Se trataba de una petición extraordinaria, ya que el Convenio Europeo de Derechos humanos y Bioética, no permite la creación de embriones humanos para experimentación. La autoridad nacional británica, que no ha firmado este Convenio, se lo concedió. Posteriormente Willmu ha abandonado esta investigación y ha conseguido el permiso para obtener embriones hí­bridos de hombre y animal.

En el í­nterin, España ha aprobado la ley de Investigación Biomédica (3 de julio 2007) que permite fabricar embriones humanos clonados para investigación, a pesar de que nuestro paí­s sí­ que se adhirió al citado Convenio.

Estamos ante una paradoja: los seres humanos estamos siendo mucho más cautos y precavidos en la clonación de animales que de embriones de nuestra propia especie. Elaboramos normativas que aplicamos a los animales y que no hacemos con los seres humanas.

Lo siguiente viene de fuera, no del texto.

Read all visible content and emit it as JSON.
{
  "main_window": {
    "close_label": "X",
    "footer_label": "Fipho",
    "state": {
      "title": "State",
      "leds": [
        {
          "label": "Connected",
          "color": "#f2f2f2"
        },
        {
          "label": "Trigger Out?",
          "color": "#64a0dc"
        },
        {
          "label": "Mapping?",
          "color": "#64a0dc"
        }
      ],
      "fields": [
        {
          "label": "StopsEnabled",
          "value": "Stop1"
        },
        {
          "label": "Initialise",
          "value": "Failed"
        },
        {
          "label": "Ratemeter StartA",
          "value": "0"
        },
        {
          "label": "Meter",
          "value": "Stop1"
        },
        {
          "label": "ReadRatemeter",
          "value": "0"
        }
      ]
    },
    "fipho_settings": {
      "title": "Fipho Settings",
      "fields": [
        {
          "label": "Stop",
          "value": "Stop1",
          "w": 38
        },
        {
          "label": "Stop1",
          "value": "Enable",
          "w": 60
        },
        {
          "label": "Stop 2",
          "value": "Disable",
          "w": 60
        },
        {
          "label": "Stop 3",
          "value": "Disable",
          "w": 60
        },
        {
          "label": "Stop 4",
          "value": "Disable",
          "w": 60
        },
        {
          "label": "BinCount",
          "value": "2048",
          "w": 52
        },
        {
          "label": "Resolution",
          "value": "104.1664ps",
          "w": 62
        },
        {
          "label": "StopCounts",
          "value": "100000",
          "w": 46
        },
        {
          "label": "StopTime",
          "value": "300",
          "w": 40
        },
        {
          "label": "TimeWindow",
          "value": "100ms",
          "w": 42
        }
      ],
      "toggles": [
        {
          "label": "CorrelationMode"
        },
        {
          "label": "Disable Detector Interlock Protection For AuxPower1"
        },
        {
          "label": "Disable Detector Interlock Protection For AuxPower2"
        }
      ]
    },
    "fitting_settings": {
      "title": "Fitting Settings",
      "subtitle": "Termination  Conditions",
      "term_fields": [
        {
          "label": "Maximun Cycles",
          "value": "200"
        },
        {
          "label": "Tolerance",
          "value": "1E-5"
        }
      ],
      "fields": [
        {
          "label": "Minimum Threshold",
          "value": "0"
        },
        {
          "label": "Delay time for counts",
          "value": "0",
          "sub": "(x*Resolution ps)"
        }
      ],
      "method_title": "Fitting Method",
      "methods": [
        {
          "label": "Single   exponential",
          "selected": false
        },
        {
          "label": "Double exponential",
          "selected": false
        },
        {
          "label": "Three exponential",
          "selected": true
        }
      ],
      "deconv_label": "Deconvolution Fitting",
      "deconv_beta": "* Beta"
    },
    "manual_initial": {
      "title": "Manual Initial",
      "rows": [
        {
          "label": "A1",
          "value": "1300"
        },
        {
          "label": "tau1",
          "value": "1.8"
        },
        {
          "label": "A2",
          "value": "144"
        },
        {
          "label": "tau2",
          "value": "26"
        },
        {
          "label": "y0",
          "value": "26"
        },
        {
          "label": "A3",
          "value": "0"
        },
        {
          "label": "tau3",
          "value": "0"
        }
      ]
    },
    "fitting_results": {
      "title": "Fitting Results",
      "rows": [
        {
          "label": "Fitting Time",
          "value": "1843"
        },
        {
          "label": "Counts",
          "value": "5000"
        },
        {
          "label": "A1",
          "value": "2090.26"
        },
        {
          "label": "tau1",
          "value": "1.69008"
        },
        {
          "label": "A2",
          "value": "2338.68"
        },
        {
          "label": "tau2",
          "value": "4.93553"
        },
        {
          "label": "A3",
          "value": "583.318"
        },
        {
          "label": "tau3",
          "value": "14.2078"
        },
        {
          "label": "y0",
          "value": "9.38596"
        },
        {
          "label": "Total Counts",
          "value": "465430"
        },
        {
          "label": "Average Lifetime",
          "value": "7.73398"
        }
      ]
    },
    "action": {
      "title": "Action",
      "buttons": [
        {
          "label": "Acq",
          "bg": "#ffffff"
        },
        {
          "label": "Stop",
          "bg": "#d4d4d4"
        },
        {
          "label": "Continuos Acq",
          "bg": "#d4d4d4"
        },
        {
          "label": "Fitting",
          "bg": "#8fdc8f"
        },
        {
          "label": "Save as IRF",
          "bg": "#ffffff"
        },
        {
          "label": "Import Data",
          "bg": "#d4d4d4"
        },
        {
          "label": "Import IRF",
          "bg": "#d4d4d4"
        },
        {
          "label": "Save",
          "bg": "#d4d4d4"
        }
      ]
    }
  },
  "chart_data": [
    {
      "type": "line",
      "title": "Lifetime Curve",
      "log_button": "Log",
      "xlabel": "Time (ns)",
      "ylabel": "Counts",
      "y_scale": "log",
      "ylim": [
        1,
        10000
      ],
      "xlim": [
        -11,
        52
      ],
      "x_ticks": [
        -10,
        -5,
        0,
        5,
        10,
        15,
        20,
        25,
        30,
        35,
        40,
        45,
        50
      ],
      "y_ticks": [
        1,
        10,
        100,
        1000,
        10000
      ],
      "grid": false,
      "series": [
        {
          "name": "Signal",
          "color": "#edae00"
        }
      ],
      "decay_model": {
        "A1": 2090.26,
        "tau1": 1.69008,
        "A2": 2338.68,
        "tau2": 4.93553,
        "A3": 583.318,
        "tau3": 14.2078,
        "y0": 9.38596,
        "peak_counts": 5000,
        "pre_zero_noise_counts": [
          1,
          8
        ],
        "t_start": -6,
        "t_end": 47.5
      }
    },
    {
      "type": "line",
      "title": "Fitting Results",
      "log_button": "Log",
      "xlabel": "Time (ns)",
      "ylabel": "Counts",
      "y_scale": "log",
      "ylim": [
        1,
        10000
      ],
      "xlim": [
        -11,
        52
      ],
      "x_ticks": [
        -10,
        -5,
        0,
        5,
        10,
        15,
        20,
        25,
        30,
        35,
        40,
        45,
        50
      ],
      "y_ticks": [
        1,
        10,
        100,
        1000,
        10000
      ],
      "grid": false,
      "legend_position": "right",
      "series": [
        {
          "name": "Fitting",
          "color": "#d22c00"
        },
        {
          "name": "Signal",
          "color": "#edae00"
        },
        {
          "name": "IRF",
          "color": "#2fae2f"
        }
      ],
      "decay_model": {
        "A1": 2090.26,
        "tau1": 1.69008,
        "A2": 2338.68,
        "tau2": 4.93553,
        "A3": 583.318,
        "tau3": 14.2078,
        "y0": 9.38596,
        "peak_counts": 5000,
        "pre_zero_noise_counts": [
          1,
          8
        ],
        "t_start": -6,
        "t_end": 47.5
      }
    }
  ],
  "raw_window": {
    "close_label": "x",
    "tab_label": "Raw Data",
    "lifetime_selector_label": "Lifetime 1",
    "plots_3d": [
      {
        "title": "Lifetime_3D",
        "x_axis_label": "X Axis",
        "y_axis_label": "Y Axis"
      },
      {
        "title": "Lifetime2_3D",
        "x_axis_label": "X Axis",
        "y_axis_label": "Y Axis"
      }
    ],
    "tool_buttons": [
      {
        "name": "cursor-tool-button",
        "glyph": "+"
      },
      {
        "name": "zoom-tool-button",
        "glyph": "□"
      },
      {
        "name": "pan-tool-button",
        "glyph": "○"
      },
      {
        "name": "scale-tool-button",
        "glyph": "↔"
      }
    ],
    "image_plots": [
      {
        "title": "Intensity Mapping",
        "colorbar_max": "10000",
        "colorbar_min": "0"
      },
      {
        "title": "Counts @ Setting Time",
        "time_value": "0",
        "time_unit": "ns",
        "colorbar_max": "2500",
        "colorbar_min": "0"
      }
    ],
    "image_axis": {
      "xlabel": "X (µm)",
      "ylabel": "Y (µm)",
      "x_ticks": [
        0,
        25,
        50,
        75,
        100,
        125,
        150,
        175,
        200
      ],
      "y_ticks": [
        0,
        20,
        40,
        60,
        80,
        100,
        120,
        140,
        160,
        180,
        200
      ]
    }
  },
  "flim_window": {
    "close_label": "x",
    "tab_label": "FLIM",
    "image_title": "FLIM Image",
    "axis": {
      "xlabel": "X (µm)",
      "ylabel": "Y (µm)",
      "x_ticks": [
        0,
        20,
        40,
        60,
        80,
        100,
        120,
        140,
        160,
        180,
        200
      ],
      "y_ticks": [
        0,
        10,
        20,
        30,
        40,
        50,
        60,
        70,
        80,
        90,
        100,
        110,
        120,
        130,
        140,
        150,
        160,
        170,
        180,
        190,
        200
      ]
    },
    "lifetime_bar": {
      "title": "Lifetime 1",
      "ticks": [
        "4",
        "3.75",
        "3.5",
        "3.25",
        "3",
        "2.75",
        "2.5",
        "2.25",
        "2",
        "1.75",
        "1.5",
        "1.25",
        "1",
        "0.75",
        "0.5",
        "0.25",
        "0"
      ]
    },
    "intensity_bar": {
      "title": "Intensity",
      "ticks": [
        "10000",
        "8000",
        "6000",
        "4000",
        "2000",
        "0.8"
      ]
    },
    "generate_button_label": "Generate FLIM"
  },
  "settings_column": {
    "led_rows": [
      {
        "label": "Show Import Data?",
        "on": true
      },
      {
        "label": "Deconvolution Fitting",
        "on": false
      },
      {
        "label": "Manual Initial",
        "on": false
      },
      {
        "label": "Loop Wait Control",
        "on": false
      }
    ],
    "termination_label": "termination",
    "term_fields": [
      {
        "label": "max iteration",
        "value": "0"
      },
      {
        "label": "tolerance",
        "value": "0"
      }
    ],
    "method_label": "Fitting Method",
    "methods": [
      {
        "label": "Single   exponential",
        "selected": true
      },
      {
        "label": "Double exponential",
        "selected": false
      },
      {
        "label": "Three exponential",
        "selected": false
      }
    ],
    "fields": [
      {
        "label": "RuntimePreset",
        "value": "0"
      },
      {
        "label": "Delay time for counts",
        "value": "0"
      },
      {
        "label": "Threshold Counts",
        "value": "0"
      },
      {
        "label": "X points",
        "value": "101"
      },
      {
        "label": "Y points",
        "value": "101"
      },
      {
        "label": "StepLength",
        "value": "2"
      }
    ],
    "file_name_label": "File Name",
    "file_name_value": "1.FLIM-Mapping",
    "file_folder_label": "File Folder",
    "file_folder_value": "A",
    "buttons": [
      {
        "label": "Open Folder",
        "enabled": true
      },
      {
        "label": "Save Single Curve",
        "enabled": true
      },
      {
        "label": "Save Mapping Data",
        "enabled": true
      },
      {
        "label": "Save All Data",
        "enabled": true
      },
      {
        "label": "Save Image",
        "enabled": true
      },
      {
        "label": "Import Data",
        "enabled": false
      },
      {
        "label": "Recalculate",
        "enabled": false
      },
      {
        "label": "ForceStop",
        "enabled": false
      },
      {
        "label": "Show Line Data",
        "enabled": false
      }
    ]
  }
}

Aunque la situación parece totalmente incoherente, pienso que tiene una explicación: nuestra sociedad ha decidido, tácitamente, que no va a tener ninguna consideración con los hombres y mujeres, mientras no hayan nacido. Su existencia será irrelevante en sí­, ya que depende de las decisiones de otros sobre su vida. Si otros quieren, nace; si no quieren, no nace.

Hace unos dí­as unos padres me mandaron al móvil una imagen de su hijo que fue concebido hace mes y medio. Ellos están muy emocionados, y, sin duda, le tienen ya un gran amor. Sin embargo, en otros casos, otros padres pueden nos sentir ese amor. Pero, ¿es justo que la vida de un ser humano en concreto dependa de las emociones de quienes lo observan? Un futuro mejor para nuestra sociedad, parece que deberí­a legislar protegiendo al ser humano para facilitarle llegar al momento del nacimiento. Sin embargo, parece que vamos en dirección contraria.